True, and there is a dramatic story here that reveals how impossible it is for legislation to ever win out over the price system. Politicians, regulators, bankers, unions, and the press can scream and yell, punch and kick, and sign all the laws they can print, but the market presses on to achieve its own results.
In this case, Pittsburgh is the winner. There is really no sign of recession in Pittsburgh. It is a beautiful, bustling city with surprisingly clean air, low unemployment, and happy people everywhere. There are construction projects on every corner, students pouring in and out of universities, technology companies starting and building, and new people moving in just to enjoy the amenities. Its low prices are not a bane but a key attraction.

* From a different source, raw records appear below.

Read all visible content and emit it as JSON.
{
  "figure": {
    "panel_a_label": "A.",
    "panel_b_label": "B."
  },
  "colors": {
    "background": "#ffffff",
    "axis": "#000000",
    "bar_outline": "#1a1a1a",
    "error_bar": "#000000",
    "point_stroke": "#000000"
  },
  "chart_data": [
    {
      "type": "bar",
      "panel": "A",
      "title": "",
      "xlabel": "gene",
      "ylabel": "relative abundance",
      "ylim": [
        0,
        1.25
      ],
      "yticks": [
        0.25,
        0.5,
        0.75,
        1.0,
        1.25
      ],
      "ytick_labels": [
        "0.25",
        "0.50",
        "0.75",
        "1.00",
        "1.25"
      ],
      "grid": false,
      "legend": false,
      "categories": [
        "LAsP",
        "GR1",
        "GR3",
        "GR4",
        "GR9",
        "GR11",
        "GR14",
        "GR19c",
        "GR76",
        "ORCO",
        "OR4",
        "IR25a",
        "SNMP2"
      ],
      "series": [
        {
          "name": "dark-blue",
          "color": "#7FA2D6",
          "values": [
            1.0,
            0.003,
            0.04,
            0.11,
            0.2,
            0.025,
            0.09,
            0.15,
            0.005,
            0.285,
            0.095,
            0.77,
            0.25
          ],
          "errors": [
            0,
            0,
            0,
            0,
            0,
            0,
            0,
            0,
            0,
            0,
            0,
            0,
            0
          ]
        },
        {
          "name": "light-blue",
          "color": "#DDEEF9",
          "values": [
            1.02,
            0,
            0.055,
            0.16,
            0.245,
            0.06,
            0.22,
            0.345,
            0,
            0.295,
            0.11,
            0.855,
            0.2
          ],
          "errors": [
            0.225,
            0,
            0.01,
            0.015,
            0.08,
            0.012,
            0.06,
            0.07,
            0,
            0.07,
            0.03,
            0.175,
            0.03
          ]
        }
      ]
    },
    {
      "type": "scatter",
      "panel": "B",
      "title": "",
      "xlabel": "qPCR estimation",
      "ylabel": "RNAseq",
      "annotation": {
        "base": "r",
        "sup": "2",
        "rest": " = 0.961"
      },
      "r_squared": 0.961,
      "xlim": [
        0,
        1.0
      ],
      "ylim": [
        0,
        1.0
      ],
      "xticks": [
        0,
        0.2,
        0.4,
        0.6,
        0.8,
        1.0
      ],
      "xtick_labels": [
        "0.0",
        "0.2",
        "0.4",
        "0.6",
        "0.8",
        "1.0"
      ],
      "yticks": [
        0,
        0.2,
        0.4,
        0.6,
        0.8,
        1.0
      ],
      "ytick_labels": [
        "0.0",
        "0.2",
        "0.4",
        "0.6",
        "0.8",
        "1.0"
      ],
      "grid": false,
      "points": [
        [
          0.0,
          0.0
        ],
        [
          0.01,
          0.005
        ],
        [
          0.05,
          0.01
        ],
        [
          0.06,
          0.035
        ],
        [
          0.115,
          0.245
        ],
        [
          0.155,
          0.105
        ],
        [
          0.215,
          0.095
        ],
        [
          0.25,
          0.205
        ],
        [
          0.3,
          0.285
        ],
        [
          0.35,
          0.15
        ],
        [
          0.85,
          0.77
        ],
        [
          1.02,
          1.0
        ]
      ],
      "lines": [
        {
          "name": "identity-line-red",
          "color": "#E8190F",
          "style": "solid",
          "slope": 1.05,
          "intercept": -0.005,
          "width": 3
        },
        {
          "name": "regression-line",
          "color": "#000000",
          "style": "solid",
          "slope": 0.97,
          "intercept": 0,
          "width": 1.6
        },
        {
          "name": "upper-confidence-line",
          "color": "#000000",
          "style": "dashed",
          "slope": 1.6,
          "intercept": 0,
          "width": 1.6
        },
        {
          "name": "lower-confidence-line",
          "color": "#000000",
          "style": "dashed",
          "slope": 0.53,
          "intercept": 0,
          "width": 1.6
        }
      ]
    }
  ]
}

There is no sign of the misery that was the same city starting from 1980s when the steel industry in the U.S. was in inexorable decline. The city was built by steel in both a physical and economic sense. Garet Garrett’s book The Cinder Buggy tells the story of how steel transformed the iron city and how, before that, this city had been the beneficiary of the 19th-century boom in commerce owing to its famed three rivers.
The source of Pittsburgh’s suffering in the last twenty-five years of the 20th century was not the macroeconomic business cycle but rather a dramatic shift in the global division of labor that had a profound local impact. It turned out that America, broadly speaking, was not a very viable competitor in the production and distribution of steel. Other nations, others firms located in other places, could do it more efficiently and effectively.
All these years later, this might seem like a forgone conclusion. Pittsburgh moved on and transformed itself. But at the time, it was not obvious at all. People said that without steel, there could be no Pittsburgh and without Pittsburgh there could be no vibrant economy in the United States. Pundits screamed and cried about the gutting of America’s industrial strength, and thousands of televisions special appeared about the plight of the workers in the industry.
The city itself went through a long period of wrenching transition in which housing prices and real-estate prices fell through the floor. Businesses shut down. Tax revenue plummeted. Its residents were scattered to the winds. Even the symbol of its skyline, which once seemed glorious, now looked like the very image of the last days. Not even the vaunted steel union could do anything about it.
It all seems like ancient history today. Steel is gone. The evidence its its past is everywhere — and indelible mark on the physical surroundings and the culture of the city — but there is no living reality. But what has taken its place has made up the difference. So while the rest of the country went through a real-estate boom and bust, Pittsburgh stayed on its long course forward to recovery, having been spared the ups and downs. The curse was a blessing after all.
The lesson here is that it is pointless to stand against the mighty winds of market change and scream stop. All the efforts to save the steel industry were useless and wasteful. The tariffs, the antidumping rules, and the subsidies failed to stop the inexorable trend.
But it was not the end of the world after all. The move of steel from home to abroad freed up the city’s magnificent resources for other uses, and recovery came in time, generated by the market.
It will be the same with real estate around the country. Prices will not be stopped. But then markets will adjust. The dawn will come.